Initially, preliminary studies examined both open cut and underground extraction methods. The major challenge was how to interface the upper and lower zone ores. Interburden between the two zones had to be removed in order to improve head grade and continuous blending of the two zones was needed to reduce grade variability. Furthermore, to justify an investment of about $1 billion, Century had to be capable of delivering big tonnages. An open cut operation met these various criteria.
The project features numerous innovations and firsts including the ultra-fine milling circuit, which is designed to achieve 6.5 micron grind size via technology borrowed from the china clay industry. Century is also the site of Australia’s biggest mining contract, awarded to the Roche-Henry Walker Eltin joint venture for five years and worth $600 million.

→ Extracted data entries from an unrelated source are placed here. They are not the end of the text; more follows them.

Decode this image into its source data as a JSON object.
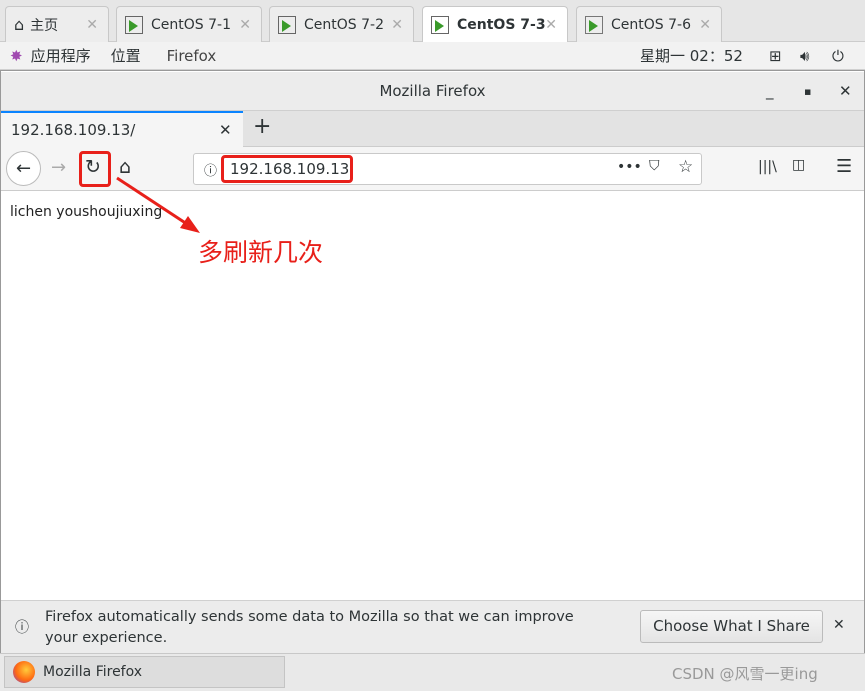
{
  "vm_tabs": [
    {
      "label": "主页",
      "icon": "home-icon"
    },
    {
      "label": "CentOS 7-1",
      "icon": "vm-running-icon"
    },
    {
      "label": "CentOS 7-2",
      "icon": "vm-running-icon"
    },
    {
      "label": "CentOS 7-3",
      "icon": "vm-running-icon",
      "active": true
    },
    {
      "label": "CentOS 7-6",
      "icon": "vm-icon"
    }
  ],
  "topbar": {
    "applications": "应用程序",
    "places": "位置",
    "app": "Firefox",
    "clock": "星期一 02：52"
  },
  "window": {
    "title": "Mozilla Firefox"
  },
  "browser": {
    "tab_title": "192.168.109.13/",
    "url": "192.168.109.13",
    "page_text": "lichen  youshoujiuxing"
  },
  "annotation": {
    "text": "多刷新几次",
    "color": "#e8201a"
  },
  "notification": {
    "text": "Firefox automatically sends some data to Mozilla so that we can improve your experience.",
    "button": "Choose What I Share"
  },
  "taskbar": {
    "item": "Mozilla Firefox",
    "watermark": "CSDN @风雪一更ing"
  }
}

During construction project managers, Bechtel Australia, used innovative
3D tools to track every aspect of the fabrication and construction process, from procurement of raw materials to plant installation.
“Three-D modelling and electronic detailing has significantly reduced rework and errors in construction and given us far greater accuracy,” said Dave Webber, Bechtel’s site manager.
Century also incorporates leading edge technology in areas such as mine planning, process control and processing.
All of which has not come cheap. The final capital cost of $810 million to develop this world-class project was under the original estimates of $940 million, although the huge investment and depreciation of development debt would put a hold on franked dividends until at least 2003 when Century is planned to be running at full capacity. This was the word to shareholders from chairman Mark Rayner at Pasminco’s annual general meeting in October.
For Pasminco, Century is a crucial asset and will cement the company’s position as a major global zinc producer as well as ensuring continued access to an important resource base. According to analyst Peter Mangano, of investment bank Salomon Smith Barney, before the purchase of Century Pasminco’s resources had begun to look dangerously low.
“They were drifting towards a situation where they would be very ‘long’ smelting, which doesn’t work so well in this part of the world. They were being forced to look at expansion options at both Elura (in New South Wales) and Rosebery (Tasmania), neither of which made particularly good economic sense. Rosebery, because it is small and expensive; Elura, because it is very low grade. So Century was a gift to Pasminco in that it gave them an adequate resource base from which to support their smelting operations,” he said.
In a paper delivered to a conference in May 1999, Pasminco’s executive general manager, Ian Williams, said the project was expected to move towards profitability towards the end of year one of operations.
“Century will reach a break-even zinc price of about $US850 per tonne at long term parameters of US73c and $US1250/t when steady state design performance is reached,” he said. “Future improvements will come from attention to detail in the mining area to minimise cost, grade control and on the metallurgy in the process plant.”
Final commissioning has been underway since September 1999 and concentrate from the plant was introduced into the 304km slurry pipeline in mid-November. The first shipment of zinc concentrate is expected to set sail for Europe from the Karumba port facilities by the end of December.
Pasminco hopes to get the operation to about 50-70% of design levels by mid-2000 and full capacity by 2003 when revenue is forecast to exceed $450 million per annum from then on.
At the nameplate rate, Century will generate an average 500,000tpa zinc in concentrate grading 57.5% zinc and 40,000tpa lead in high grade concentrate which will be pumped alternatively by underground pipe to Karumba. There concentrates will be dewatered and stored as briquettes in an 80,000t-capacity shed before being transferred by 5000t transfer vessels to offshore export vessels. About half the budgeted production is destined for Pasminco’s 200,000tpa Budel smelter in the Netherlands and up to 90% of it has been pre-sold to smelting companies.
JB Were & Son analyst, Craig Temby, believes the mining side of Century will be relatively easy but says the processing and milling components are the linchpins to the success of the new Queensland operation. “The behaviour of the fine grinding and the recovery rates are the key issues to get to full capacity. The question is whether they can separate out some of the impurities in the flotation,” he said.
“It will take a while for the plant to be optimised and get to design recovery rate which is 82.5%. They are expecting to be at about 70-75% of that 82.5% in year one.”
Minor delays such as an electrical fault in the motor of the ball mill have not affected the commissioning schedule.